In the meantime, financial markets - jittery after Greece's weekend elections cast its future in the euro zone into doubt - will impose a financial corset on the Socialists.
With debt forecast to peak at nearly 90 percent of GDP next year, France is already paying out around 2.5 percent of GDP in interest payments, even with interest rates at record lows. This would spike much higher if the markets lost faith in France.
GROWTH TOO OPTIMISTIC
To keep his promise to balance the budget by 2017, Hollande wants to find 100 billion euros: half from new revenues and half from limiting growth in public spending to 1.1 percent per year - a small cut once inflation is taken into account.
But his plans are based on optimistic growth assumptions of 1.7 percent of GDP next year, rising to an average 2.5 percent after 2013. France's trend growth rate for the last 20 years has been 1.6 percent, and economists expect that to dip to 0.9 percent this year.
"The Court is not going to find any big holes in government finances because national accounting in France is very serious, but the problem will be the growth: the forecasts are too optimistic," said the second advisor.
Going on past form, the Court will recommend a mix of tax rises and spending cuts to plug the deficit.

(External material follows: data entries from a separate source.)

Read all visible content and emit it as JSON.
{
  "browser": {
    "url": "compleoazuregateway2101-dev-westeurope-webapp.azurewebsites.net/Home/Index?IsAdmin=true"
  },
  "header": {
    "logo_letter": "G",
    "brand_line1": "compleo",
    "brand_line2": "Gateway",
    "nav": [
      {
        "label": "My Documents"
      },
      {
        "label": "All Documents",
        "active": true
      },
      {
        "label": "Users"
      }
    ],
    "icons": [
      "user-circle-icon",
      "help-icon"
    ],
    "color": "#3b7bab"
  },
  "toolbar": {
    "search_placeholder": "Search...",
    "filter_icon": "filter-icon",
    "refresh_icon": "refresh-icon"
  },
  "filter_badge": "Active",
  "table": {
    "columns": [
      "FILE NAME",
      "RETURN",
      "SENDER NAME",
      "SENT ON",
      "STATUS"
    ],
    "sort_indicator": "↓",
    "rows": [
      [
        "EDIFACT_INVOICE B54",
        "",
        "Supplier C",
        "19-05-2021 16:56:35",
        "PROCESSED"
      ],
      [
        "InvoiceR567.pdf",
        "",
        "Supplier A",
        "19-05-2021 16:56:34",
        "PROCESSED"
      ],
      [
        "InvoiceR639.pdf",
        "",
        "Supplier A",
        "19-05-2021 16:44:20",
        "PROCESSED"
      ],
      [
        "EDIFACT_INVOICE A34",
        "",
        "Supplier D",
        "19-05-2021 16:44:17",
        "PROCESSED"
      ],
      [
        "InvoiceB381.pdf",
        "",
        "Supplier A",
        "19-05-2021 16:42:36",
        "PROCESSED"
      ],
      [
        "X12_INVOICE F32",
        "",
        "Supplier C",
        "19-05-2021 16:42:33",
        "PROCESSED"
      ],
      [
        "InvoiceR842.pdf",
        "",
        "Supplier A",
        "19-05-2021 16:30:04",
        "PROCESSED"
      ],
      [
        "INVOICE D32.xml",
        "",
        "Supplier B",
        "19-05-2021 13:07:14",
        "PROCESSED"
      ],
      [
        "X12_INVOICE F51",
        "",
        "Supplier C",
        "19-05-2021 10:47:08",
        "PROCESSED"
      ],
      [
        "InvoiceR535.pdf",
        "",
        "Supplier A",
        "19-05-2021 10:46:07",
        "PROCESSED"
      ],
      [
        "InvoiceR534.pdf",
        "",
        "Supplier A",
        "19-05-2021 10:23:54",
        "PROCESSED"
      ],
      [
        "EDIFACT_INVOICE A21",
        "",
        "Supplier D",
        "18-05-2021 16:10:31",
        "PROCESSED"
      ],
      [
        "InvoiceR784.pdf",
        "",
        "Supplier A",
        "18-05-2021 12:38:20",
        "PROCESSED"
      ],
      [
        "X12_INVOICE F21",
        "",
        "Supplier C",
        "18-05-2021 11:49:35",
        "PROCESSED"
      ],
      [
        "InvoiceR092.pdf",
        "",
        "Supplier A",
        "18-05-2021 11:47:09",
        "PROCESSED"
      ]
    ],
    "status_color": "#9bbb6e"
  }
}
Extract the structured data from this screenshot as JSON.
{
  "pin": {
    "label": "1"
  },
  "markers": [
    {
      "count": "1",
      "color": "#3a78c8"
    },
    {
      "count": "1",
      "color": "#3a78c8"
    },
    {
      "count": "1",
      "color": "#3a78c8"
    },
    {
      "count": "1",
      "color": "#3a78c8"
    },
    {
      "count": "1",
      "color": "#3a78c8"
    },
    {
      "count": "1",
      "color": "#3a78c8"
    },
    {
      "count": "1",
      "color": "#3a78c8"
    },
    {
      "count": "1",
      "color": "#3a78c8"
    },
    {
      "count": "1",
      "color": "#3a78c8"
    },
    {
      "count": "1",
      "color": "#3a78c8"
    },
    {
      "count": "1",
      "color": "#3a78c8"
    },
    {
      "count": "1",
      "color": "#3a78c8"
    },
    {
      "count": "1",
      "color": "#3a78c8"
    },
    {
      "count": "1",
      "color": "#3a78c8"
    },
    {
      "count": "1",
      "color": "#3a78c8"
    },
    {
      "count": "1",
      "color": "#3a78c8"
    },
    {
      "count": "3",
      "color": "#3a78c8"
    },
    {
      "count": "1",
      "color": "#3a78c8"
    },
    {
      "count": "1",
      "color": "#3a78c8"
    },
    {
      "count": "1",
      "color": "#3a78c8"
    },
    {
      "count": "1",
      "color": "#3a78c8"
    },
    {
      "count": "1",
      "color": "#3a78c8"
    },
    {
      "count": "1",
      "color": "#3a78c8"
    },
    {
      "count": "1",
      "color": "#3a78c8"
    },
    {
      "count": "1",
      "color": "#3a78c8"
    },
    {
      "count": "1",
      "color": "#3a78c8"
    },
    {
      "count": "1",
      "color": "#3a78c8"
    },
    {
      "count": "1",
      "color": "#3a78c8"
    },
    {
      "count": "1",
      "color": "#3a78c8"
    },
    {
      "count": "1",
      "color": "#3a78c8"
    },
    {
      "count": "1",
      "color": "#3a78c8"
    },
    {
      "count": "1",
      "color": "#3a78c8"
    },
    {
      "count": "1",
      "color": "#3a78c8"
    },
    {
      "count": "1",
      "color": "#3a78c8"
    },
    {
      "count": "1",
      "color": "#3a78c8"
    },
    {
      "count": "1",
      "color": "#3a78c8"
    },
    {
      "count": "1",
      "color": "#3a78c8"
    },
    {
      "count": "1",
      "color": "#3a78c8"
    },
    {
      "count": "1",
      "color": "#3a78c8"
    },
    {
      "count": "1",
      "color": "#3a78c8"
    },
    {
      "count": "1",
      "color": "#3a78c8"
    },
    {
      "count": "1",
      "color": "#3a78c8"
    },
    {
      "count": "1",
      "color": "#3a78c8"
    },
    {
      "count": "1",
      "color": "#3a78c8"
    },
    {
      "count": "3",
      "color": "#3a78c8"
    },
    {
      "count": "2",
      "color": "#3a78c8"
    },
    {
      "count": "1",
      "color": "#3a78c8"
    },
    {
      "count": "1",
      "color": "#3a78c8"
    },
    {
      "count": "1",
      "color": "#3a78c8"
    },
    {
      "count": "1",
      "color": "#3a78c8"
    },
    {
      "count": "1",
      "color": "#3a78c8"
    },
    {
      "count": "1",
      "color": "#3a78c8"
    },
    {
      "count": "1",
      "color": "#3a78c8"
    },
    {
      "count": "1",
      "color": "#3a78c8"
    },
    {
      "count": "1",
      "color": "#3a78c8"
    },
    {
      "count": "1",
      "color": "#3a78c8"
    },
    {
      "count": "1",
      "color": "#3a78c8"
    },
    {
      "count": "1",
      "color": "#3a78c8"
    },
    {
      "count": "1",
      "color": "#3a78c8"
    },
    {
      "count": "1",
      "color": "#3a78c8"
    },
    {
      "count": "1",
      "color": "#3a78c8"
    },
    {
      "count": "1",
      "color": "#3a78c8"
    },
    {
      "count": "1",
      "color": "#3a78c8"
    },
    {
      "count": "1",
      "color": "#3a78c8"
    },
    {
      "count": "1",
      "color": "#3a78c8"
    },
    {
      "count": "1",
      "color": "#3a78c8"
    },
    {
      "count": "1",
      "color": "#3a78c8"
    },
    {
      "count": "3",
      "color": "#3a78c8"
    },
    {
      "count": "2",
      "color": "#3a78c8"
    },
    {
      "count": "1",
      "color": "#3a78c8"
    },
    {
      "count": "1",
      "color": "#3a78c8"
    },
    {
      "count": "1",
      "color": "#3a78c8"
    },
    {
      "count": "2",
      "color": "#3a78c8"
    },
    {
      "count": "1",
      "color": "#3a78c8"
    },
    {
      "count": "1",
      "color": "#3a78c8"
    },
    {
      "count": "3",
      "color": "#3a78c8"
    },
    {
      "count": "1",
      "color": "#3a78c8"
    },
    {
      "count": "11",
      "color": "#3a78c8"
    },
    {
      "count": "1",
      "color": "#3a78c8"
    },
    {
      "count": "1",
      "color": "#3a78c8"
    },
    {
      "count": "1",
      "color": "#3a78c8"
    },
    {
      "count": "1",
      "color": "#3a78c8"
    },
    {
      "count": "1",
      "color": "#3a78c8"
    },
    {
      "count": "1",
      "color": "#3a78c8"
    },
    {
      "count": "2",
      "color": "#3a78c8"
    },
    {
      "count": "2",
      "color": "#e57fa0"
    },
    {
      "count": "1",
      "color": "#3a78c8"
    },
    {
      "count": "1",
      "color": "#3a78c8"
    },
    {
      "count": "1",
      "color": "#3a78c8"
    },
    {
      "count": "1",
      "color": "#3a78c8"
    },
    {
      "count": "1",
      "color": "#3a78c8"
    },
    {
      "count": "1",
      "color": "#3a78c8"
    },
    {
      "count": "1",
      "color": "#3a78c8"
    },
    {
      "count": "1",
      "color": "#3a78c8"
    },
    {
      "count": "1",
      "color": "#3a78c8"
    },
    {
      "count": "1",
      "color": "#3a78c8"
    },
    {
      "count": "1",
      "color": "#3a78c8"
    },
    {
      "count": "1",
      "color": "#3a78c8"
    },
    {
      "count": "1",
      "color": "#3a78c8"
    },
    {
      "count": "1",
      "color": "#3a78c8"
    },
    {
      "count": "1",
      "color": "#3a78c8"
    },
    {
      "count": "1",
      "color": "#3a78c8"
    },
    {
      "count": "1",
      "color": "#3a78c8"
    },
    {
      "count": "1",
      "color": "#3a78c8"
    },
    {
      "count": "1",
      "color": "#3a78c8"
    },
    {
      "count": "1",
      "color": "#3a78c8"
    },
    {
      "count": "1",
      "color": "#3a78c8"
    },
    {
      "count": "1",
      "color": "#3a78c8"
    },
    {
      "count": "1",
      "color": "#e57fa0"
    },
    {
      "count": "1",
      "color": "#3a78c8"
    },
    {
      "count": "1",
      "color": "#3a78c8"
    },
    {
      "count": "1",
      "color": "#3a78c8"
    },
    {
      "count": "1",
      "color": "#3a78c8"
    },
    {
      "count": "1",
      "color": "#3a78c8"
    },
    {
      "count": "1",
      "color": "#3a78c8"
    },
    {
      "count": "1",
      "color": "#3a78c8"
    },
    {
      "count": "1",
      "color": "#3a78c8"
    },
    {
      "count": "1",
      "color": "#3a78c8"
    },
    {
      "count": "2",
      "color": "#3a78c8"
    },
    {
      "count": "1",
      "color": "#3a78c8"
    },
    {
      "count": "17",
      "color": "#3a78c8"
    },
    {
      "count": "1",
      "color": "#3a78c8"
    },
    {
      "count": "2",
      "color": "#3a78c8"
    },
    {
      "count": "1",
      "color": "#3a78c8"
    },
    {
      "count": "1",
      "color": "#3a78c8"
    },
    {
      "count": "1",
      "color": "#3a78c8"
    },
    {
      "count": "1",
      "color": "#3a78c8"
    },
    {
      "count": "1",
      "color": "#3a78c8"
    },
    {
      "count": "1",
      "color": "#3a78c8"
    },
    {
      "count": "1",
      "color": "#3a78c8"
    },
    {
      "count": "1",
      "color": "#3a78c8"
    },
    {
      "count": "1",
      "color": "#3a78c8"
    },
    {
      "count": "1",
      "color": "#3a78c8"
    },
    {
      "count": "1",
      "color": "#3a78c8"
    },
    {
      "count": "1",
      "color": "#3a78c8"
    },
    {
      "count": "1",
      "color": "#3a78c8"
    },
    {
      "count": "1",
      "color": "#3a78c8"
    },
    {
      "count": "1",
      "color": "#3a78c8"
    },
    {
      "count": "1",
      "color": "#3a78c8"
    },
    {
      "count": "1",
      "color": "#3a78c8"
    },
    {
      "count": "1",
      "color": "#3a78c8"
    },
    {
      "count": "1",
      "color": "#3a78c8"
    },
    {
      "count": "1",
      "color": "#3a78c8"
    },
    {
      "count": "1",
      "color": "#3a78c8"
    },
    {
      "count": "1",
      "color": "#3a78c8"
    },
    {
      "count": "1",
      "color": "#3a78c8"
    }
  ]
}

It has also said the social security system deficit was unprecedented in Europe and must be cut by trimming spending.
Such considerations may influence an extraordinary session of parliament in July which Hollande is due to convene to pass a revised 2012 budget and a medium-term spending plan.
The month-long session is scheduled to pass legislation ending several tax exemptions, imposing tax surcharges on banks and oil companies, approving a top tax rate of 75 percent for the wealthy and quashing a social VAT introduced by Sarkozy.